Publication: Mis à jour:
PARTENARIAT
CESE
Imprimer

PARTENARIAT - La Chambre des conseillers et le Conseil économique, social et environnemental (CESE) actent leur partenariat. Leurs présidents, respectivement Abdelhakim Benchamach et Nizar Baraka, ont signé, hier au siège de la deuxième Chambre du parlement, un accord de coopération. Ils n’entament pas une collaboration, mais la souhaitent dorénavant plus efficace.
Les deux hommes parlent, à travers les communiqués de leurs départements, de mettre en place "un partenariat exemplaire". Cet accord devra justement en définir un cadre conforme "aux exigences de la Constitution, en particulier dans son article 152, selon les prérogatives de chaque institution".

L’accompagnement par le CESE des travaux de la Chambre des Conseillers devra ainsi passer à la vitesse supérieure pour aboutir à une "complémentarité". Car selon un constat dressé par le CESE, ce partenaire a mis en œuvre, pour l’instant, 37% de ses recommandations sous forme d’amendements.

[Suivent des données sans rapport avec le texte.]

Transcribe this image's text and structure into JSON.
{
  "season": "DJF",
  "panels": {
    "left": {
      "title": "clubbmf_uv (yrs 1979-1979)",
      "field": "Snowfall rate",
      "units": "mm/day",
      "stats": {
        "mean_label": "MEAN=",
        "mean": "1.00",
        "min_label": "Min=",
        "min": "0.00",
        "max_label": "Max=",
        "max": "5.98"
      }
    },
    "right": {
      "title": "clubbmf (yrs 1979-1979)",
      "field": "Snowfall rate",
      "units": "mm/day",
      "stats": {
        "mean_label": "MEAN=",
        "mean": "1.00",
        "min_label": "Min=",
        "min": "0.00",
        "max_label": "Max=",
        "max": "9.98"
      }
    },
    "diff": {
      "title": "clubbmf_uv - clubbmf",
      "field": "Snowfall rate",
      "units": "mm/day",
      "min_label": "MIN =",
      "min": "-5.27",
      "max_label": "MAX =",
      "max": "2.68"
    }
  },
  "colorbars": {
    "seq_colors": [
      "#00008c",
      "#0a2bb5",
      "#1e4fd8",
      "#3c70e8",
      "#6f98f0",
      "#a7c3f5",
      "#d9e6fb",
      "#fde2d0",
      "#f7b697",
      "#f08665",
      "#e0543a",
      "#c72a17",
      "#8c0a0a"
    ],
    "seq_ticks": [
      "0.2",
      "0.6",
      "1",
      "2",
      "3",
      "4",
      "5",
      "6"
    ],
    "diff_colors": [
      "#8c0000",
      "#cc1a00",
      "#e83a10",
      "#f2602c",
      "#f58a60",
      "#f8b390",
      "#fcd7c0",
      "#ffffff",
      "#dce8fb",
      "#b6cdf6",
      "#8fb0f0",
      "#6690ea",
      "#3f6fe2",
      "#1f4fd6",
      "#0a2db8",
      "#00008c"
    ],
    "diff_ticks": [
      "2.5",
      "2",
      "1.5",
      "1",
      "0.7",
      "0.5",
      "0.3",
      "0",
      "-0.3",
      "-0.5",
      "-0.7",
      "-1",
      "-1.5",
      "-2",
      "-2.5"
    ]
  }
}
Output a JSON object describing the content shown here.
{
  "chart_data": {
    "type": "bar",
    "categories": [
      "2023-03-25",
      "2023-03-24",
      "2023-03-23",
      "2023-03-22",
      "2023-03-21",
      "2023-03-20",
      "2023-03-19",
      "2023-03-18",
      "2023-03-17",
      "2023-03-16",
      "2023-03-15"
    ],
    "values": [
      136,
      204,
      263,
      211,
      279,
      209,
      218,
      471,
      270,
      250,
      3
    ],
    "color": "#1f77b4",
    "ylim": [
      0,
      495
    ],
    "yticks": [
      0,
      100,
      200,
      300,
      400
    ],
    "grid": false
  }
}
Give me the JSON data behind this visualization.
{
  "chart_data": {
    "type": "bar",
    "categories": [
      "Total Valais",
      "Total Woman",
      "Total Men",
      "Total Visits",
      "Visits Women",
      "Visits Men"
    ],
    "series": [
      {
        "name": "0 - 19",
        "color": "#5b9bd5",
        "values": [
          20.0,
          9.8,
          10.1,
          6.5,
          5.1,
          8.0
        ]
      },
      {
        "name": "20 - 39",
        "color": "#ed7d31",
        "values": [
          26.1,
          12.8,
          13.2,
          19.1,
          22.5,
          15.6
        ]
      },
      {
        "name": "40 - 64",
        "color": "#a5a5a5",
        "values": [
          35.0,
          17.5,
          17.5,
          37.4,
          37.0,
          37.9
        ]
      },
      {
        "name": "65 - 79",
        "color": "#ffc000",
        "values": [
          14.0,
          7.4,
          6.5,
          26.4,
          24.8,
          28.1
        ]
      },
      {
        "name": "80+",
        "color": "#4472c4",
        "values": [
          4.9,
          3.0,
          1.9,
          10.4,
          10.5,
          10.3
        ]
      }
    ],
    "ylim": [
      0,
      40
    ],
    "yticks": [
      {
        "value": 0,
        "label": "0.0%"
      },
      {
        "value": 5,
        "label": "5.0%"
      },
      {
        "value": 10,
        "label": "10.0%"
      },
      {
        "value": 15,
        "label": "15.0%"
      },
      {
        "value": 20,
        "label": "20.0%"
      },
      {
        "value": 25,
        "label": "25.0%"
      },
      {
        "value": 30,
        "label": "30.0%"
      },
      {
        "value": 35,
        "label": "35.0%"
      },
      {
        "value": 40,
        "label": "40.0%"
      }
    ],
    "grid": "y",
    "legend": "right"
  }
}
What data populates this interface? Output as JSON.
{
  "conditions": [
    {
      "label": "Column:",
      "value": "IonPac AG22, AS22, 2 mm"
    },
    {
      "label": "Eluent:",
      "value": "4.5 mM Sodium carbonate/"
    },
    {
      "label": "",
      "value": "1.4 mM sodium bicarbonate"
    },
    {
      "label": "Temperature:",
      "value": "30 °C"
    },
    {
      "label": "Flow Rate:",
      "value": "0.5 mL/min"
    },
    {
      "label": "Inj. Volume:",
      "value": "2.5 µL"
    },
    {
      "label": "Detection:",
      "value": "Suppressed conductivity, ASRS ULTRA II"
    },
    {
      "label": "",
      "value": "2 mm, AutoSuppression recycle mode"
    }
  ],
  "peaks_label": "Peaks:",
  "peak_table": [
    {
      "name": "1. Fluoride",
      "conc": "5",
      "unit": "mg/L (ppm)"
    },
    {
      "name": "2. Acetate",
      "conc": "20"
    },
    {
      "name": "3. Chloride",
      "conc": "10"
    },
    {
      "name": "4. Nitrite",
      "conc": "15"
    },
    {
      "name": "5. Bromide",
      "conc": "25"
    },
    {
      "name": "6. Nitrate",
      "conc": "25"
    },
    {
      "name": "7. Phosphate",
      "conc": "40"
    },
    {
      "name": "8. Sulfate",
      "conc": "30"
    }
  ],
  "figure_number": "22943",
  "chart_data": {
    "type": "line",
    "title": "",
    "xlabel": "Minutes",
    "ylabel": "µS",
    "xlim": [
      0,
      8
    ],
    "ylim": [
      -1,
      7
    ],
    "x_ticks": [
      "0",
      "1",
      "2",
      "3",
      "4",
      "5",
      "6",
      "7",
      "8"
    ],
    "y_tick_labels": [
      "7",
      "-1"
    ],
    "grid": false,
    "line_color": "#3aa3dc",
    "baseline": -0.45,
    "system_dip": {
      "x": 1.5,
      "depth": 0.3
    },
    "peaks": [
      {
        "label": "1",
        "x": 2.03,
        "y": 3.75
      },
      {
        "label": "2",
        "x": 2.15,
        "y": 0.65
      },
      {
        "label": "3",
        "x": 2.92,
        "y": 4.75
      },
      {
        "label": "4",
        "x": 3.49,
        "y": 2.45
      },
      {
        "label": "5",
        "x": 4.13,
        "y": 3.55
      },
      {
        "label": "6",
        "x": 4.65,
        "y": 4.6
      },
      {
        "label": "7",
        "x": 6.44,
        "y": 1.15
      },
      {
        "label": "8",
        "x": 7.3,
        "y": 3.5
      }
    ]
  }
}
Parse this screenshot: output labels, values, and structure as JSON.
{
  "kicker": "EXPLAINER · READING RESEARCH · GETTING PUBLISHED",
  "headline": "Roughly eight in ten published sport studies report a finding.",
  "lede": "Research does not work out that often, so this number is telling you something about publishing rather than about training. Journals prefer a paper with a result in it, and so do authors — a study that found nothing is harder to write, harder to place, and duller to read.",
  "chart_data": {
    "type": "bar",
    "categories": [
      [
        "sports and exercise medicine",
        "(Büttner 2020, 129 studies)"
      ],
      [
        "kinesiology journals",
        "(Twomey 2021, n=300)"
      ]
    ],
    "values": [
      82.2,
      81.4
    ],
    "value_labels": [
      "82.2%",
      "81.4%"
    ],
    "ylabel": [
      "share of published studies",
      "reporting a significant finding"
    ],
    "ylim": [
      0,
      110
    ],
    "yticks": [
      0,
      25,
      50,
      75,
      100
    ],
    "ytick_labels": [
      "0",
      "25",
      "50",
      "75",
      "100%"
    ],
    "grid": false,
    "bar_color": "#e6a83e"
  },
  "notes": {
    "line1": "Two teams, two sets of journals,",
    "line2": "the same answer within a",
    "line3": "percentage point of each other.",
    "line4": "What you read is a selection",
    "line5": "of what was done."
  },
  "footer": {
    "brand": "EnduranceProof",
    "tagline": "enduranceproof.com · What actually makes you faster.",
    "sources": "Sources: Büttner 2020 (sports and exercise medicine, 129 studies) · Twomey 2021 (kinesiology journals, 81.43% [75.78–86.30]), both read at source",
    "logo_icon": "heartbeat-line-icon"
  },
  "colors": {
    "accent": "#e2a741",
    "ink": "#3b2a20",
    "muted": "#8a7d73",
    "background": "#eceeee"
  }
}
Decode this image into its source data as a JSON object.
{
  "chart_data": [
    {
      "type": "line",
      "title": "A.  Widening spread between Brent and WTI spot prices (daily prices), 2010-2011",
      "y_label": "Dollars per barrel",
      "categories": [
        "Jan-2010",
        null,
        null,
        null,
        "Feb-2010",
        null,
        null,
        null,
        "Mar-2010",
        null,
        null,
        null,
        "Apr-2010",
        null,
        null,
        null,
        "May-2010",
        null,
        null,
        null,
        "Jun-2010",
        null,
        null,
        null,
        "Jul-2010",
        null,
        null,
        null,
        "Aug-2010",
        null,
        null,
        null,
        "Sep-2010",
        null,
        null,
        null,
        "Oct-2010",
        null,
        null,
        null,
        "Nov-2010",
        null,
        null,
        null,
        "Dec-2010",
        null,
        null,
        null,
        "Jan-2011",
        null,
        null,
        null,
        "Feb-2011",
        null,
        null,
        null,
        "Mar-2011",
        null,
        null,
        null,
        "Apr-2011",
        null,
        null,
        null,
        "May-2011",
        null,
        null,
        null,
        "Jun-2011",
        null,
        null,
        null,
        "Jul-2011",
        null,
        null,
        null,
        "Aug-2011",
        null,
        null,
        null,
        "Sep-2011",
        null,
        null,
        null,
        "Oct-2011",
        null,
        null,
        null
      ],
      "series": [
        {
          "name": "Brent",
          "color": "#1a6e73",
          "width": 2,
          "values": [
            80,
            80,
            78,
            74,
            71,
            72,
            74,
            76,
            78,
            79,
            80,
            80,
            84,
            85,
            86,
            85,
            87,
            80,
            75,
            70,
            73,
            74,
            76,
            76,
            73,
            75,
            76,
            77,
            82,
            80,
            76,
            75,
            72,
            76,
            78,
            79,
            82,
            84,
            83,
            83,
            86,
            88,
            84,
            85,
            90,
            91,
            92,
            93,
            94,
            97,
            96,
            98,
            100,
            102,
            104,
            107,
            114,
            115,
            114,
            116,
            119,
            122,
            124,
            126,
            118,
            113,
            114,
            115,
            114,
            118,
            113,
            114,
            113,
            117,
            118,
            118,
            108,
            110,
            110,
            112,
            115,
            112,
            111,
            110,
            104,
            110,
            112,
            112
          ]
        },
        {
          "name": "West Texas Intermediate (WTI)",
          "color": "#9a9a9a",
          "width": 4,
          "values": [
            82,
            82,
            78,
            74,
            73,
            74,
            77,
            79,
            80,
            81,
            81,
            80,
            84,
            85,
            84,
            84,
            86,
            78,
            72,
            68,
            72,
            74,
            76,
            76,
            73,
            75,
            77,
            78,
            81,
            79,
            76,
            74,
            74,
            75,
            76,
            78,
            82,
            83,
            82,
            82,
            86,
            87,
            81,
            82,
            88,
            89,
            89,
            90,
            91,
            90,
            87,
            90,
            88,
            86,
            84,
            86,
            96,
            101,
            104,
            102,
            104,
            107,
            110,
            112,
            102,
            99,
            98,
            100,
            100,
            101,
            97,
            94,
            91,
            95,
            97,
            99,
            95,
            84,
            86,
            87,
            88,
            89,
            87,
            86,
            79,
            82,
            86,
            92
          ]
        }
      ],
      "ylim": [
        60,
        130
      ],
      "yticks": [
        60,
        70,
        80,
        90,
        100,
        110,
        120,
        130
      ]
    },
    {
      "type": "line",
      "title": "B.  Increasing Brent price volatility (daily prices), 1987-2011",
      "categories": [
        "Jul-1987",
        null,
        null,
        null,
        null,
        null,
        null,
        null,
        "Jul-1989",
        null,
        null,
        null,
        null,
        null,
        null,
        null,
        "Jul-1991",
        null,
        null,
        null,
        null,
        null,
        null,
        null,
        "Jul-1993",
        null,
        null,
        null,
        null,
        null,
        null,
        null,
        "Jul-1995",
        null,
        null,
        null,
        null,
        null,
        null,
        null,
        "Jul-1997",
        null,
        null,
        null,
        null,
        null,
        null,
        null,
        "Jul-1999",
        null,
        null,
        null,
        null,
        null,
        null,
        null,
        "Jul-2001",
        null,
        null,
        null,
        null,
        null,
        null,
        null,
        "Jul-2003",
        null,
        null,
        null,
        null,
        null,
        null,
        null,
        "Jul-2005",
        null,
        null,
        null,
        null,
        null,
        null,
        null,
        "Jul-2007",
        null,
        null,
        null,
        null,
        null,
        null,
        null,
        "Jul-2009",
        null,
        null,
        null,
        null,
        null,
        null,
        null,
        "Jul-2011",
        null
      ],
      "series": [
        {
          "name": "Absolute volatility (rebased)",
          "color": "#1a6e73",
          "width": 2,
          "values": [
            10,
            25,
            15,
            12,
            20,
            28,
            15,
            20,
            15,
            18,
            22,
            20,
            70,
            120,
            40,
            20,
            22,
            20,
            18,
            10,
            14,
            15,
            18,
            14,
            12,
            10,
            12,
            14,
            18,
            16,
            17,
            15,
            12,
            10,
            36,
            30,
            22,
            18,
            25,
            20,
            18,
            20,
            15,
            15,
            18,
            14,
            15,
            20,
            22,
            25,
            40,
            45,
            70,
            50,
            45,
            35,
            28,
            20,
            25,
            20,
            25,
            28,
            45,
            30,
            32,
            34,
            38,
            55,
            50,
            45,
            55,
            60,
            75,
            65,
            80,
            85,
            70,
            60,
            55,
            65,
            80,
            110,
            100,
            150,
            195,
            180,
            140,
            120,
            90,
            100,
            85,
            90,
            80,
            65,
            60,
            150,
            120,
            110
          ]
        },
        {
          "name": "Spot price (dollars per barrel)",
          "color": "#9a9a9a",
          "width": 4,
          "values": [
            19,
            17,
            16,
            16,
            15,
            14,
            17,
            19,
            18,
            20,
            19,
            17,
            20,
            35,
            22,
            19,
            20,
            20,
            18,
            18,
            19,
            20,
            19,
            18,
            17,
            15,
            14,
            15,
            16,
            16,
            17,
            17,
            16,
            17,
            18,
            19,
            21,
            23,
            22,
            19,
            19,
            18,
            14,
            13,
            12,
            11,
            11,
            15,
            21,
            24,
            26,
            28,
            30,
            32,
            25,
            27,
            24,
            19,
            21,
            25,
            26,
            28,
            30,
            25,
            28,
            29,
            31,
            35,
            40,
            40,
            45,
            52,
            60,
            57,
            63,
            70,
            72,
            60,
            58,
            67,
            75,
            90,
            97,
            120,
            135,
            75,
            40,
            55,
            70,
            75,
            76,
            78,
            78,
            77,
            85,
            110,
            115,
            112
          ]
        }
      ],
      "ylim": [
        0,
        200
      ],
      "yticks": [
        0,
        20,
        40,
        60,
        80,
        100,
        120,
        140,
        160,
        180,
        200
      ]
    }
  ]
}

Benchamach garde son optimisme puisque, pour lui, cet accord "construit une nouvelle étape du partenariat institutionnel entre les deux parties". Il s’est aussi félicité de "la participation pertinente du CESE dans les différents chantiers et initiatives sur lesquelles travaille la Chambre des conseillers dans le cadre de sa stratégie de travail 2016-2018".

Nizar Baraka partage l’enthousiasme de son partenaire, estimant aussi qu’il est temps de passer à une vitesse supérieure en matière de mise en œuvre de la Constitution. Il a également annoncé sa volonté d’élargir ce partenariat cadré avec la Chambre des représentants.

En attendant, dans son communiqué, le CES rappelle que son travail auprès de la deuxième Chambre consiste à répondre à une demande qui lui est soumise ou à des "auto-saisines à sa propre initiative". Le but reste le même: "apporter un éclairage sur les questions d’ordre économique, social et environnemental et procède à une évaluation des politiques publiques et à la formulation de recommandations autour des orientations et des projets stratégiques de l’État". Des rapports qui ne sont pas destinés à rester dans les tiroirs. Les recommandations du CESE devraient, en principe, être intégrées dans les politiques publiques et dans les projets de lois.